One of the keys to understanding gifted children lies in the idea of asynchronicity, or the way in which a gifted child’s intellect may outstrip other areas of development, such as emotional and physical dexterity. For example, a gifted child may be able to tell wonderfully imaginative and emotionally evocative stories, but not have the mechanical ability to hold a pencil long enough to write it down.

People who work with the gifted know the dangers of forgetting a child’s chronological age. You can find yourself listening to an 8-year olds precise logical argument regarding biological conundrums before finding yourself abandoned to the lure of glowsticks at a birthday party. Does the child have an attentional disorder? Most likely not. Glow sticks are cool and fun to play with, especially since you usually only get them on special occasions. Chances are, the kid just wanted one before they ran out.

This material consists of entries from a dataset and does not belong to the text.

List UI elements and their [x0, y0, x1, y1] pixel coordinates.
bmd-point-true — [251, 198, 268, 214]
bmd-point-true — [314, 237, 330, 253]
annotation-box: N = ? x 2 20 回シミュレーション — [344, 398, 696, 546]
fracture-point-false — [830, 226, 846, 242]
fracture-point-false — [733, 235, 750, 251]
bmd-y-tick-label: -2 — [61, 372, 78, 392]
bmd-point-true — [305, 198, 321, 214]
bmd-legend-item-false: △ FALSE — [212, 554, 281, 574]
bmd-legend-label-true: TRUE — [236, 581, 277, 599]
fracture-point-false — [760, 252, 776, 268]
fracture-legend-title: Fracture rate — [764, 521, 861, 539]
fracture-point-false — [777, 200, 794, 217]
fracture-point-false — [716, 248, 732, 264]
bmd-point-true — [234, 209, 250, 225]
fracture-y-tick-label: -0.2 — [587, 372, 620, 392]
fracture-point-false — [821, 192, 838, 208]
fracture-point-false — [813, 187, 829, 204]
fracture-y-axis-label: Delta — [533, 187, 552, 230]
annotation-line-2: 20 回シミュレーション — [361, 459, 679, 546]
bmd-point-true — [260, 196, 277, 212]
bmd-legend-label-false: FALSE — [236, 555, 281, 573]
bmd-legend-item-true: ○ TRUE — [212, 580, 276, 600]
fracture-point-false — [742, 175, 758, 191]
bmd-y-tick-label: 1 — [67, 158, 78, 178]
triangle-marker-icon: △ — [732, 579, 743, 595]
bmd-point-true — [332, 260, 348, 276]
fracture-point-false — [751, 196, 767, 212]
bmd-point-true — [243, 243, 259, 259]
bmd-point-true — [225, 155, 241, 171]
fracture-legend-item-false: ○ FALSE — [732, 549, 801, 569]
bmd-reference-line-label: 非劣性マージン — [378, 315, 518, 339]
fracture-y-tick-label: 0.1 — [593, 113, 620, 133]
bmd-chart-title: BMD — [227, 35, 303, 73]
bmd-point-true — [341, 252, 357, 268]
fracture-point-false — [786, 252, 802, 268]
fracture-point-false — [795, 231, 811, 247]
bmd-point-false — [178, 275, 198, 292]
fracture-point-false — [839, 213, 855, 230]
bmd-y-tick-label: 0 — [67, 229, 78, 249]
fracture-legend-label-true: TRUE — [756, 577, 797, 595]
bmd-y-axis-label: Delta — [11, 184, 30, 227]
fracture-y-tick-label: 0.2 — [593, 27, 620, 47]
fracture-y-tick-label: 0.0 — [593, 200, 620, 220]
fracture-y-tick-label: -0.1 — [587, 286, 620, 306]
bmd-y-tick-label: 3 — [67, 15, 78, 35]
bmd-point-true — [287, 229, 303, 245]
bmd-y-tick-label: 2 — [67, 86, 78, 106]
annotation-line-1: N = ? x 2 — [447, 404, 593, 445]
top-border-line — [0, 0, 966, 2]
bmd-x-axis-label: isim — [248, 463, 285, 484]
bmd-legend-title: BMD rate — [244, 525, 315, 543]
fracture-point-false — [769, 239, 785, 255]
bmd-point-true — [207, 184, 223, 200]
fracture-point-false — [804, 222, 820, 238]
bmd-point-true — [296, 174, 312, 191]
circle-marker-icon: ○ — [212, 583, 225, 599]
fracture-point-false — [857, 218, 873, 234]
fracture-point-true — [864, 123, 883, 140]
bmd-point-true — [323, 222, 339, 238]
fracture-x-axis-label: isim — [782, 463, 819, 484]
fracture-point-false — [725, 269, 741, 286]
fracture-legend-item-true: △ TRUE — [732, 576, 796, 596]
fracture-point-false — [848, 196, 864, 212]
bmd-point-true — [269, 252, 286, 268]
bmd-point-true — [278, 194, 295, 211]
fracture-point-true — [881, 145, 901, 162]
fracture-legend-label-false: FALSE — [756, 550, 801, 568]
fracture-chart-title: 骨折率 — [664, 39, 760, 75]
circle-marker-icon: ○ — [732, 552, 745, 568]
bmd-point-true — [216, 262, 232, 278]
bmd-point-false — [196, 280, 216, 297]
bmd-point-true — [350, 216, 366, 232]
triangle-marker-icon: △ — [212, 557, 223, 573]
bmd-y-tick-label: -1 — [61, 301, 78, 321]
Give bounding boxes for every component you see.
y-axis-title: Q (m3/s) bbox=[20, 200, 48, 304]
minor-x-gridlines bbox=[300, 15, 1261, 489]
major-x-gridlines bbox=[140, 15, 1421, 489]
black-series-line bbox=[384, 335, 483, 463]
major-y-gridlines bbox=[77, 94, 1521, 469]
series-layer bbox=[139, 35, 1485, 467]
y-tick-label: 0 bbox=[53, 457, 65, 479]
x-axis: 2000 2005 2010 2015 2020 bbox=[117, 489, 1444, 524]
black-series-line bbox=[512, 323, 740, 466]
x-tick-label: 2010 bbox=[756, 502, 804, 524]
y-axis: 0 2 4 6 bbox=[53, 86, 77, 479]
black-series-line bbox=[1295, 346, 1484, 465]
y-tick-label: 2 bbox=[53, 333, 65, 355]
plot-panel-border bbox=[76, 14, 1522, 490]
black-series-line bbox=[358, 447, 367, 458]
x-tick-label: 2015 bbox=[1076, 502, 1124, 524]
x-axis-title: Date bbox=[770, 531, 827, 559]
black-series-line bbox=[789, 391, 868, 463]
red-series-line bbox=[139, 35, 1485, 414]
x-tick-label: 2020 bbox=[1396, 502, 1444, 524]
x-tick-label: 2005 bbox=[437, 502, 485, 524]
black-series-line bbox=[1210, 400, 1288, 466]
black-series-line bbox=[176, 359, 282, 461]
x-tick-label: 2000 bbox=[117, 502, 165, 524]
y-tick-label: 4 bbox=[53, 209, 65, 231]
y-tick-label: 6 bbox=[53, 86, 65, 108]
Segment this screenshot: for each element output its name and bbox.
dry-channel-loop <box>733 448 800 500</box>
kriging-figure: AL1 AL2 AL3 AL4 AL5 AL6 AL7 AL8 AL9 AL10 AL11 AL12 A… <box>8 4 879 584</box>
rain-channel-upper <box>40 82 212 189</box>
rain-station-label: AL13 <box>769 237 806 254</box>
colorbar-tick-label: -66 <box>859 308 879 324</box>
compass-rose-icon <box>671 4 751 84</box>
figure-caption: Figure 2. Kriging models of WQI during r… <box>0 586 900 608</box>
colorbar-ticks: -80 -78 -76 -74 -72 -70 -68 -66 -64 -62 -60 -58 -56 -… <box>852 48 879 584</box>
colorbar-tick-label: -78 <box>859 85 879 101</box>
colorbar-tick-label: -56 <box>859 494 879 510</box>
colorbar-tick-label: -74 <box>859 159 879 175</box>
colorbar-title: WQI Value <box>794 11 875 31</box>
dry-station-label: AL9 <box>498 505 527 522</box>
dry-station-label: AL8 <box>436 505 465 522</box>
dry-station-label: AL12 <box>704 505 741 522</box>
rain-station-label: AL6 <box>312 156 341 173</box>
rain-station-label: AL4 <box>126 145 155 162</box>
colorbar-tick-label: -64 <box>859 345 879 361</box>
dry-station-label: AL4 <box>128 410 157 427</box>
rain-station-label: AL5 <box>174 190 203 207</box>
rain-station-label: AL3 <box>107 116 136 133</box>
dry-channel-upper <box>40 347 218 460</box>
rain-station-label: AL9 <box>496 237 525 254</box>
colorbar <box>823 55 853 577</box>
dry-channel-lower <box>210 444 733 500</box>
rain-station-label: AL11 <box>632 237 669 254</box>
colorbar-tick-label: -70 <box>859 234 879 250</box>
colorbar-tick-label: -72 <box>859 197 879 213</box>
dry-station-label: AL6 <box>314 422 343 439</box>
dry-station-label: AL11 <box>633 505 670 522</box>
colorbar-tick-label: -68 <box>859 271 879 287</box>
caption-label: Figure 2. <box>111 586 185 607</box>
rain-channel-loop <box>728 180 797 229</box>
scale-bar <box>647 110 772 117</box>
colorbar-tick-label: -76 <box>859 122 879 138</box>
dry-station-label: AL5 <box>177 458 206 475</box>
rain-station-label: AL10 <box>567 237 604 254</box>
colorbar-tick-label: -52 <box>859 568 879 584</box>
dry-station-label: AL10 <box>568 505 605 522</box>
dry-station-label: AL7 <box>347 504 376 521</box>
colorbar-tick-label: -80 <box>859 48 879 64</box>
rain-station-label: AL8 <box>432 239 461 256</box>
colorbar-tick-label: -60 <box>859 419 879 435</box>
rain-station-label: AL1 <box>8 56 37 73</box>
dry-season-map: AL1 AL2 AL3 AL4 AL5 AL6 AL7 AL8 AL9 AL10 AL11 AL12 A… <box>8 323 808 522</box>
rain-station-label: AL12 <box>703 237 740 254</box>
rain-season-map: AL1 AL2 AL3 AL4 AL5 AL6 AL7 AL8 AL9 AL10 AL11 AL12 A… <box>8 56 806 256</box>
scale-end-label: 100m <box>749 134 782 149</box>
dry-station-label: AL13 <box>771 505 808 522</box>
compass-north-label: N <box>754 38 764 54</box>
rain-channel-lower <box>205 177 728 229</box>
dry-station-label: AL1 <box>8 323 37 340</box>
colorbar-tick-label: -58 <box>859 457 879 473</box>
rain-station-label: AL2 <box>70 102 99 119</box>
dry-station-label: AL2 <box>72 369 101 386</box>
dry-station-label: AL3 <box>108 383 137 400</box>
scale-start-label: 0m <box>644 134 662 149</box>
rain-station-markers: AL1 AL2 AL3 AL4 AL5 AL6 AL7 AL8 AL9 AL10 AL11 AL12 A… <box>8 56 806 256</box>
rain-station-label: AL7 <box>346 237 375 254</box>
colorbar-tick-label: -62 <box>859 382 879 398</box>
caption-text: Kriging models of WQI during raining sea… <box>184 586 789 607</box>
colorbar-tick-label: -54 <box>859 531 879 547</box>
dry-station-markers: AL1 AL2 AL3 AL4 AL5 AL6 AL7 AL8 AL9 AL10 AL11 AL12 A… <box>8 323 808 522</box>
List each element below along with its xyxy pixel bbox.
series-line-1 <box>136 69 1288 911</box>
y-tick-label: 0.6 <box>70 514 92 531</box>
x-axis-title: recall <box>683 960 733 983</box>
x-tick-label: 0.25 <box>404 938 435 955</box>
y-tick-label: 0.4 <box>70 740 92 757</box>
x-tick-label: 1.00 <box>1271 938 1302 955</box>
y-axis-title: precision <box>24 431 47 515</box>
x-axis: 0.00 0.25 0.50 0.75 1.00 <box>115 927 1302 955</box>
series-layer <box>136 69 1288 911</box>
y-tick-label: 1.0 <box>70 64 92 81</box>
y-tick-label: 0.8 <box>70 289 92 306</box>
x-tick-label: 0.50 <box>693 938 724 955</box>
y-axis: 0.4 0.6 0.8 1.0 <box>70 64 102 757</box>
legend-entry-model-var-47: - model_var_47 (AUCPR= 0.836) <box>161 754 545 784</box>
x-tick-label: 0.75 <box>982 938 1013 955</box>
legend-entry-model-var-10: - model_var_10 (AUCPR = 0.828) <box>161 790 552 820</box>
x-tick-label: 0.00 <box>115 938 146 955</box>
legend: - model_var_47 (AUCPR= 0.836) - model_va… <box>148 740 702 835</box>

Plenty of myths continue to exist about social-emotional problems and gifted kids. Research shows that gifted children are neither more nor less likely to suffer from mental illness than normally developing children. Nor do highly and profoundly gifted kids commit suicide more often than the general population. High intelligence, in and of itself, may not be the reason why a child is seeking mental health services. Gifted families experience divorce and abuse the same as other families, however, poorly developed coping skills can lead to problems.

Understanding the nature and level of giftedness, however, may provide insight into how high intelligence may help, hinder, or cause a problem. Perfectionism and lack of a true peer group are two such areas worthy of exploration in a counseling relationship.

Sudden-onset versus long-term underachievement may have very different causes. Figuring out the cause is necessary, but rarely will you find that pure laziness is at fault. Instead, you may want to explore the need for social peer approval or how pride interferes with completing too-easy work.

Regardless of the cause, the treatment plan is also important to discuss with the therapist. Behavior contracts, popular with mental health care providers, can be used with gifted kids. Keep in mind, though, in most cases it would be unfair and counterproductive to put the entire responsibility for change on the underachiever.